Critico d'arte e specialista nell'ambito del Libro d'Artista, della grafica d'arte e dell'illustrazione libraria eseguita d'artisti.

Galleria San Fedele Milano

La spina dorsale di quella che potrebbe essere stata una bestia preistorica conquista sinuosa lo spazio, composta di grucce che si incastrano una nell’altra come tante vertebre.
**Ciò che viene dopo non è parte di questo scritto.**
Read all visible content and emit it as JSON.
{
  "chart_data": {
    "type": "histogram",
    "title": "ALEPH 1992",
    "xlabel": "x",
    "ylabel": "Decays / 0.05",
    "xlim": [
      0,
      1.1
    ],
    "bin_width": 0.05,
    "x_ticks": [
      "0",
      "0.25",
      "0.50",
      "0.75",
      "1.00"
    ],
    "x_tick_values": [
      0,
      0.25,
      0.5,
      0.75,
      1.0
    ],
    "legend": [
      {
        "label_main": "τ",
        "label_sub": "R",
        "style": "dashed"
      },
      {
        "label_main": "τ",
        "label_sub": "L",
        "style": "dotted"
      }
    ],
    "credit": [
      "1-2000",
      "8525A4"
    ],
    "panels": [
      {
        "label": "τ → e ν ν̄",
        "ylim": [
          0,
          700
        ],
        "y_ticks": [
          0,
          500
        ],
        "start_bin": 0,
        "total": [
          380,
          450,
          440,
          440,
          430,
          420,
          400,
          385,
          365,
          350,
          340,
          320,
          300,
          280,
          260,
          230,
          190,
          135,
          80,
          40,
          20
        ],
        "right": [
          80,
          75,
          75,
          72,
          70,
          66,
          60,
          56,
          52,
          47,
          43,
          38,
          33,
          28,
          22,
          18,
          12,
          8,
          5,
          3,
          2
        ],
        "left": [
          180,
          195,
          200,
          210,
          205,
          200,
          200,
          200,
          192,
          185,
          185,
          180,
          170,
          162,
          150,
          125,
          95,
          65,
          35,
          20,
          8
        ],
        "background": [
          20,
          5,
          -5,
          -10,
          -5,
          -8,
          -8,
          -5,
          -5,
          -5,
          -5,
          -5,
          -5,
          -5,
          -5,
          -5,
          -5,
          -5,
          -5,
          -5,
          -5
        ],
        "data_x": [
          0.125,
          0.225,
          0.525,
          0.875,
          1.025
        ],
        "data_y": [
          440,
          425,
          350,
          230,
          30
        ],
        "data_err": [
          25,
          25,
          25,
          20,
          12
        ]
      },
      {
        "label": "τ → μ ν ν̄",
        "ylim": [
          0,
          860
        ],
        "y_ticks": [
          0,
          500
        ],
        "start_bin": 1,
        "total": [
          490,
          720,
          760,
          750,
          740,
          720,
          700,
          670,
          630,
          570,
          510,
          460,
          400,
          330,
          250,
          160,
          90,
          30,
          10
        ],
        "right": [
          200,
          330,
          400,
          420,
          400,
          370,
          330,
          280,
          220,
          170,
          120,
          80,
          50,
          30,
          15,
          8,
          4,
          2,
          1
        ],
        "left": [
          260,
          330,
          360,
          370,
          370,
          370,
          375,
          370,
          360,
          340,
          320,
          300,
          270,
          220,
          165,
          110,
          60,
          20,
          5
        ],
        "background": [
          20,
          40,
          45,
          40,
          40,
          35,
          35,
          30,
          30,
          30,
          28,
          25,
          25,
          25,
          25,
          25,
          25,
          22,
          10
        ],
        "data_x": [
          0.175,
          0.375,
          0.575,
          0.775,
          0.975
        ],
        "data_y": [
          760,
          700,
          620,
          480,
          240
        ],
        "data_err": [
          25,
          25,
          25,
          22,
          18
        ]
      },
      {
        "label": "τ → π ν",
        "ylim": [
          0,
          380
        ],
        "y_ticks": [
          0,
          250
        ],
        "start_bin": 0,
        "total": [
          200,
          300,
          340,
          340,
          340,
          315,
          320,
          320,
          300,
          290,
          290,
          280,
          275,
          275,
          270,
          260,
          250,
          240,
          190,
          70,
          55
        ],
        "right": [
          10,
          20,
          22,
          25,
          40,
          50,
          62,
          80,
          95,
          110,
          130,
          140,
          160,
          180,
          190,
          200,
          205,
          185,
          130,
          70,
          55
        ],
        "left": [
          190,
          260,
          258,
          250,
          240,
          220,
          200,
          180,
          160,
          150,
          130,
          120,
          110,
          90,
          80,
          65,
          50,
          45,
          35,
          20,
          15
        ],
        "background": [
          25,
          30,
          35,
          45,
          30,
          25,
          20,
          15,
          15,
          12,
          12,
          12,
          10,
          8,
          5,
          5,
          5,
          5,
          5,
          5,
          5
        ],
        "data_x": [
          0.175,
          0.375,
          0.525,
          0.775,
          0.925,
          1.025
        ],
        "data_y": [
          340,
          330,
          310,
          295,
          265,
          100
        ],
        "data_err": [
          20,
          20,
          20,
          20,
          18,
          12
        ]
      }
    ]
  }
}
Boutade? Invenzione concettuale? Trovata furba? Neoavanguardismo? Rivisitazione dell’Arte Povera?

Niente di tutto questo.

Afran ha mosso i primi passi, artisticamente parlando, nell’ambito della street art. Pittore dalla mano felice, ha dipinto muri in due continenti e ha respirato lo spirito di questo movimento diffuso su scala globale, di cui è rappresentante di tutto rispetto. Ha avuto la sua prima formazione presso l’Istituto d’Arte di Mbalmayo e ha studiato con alcuni tra i più grandi pittori camerunensi e congolesi, ma grazie all’esperienza di arte pubblica fatta sul campo fin da quando era giovanissimo sa raccontare il mondo, la realtà, la vita attraverso le immagini e gli oggetti del quotidiano. L’oggetto, nelle mani di Afran, per quanto possa venire semanticamente trasfigurato, come in questo caso, rimane un oggetto. E le sue forme non abbandonano mai il racconto della realtà.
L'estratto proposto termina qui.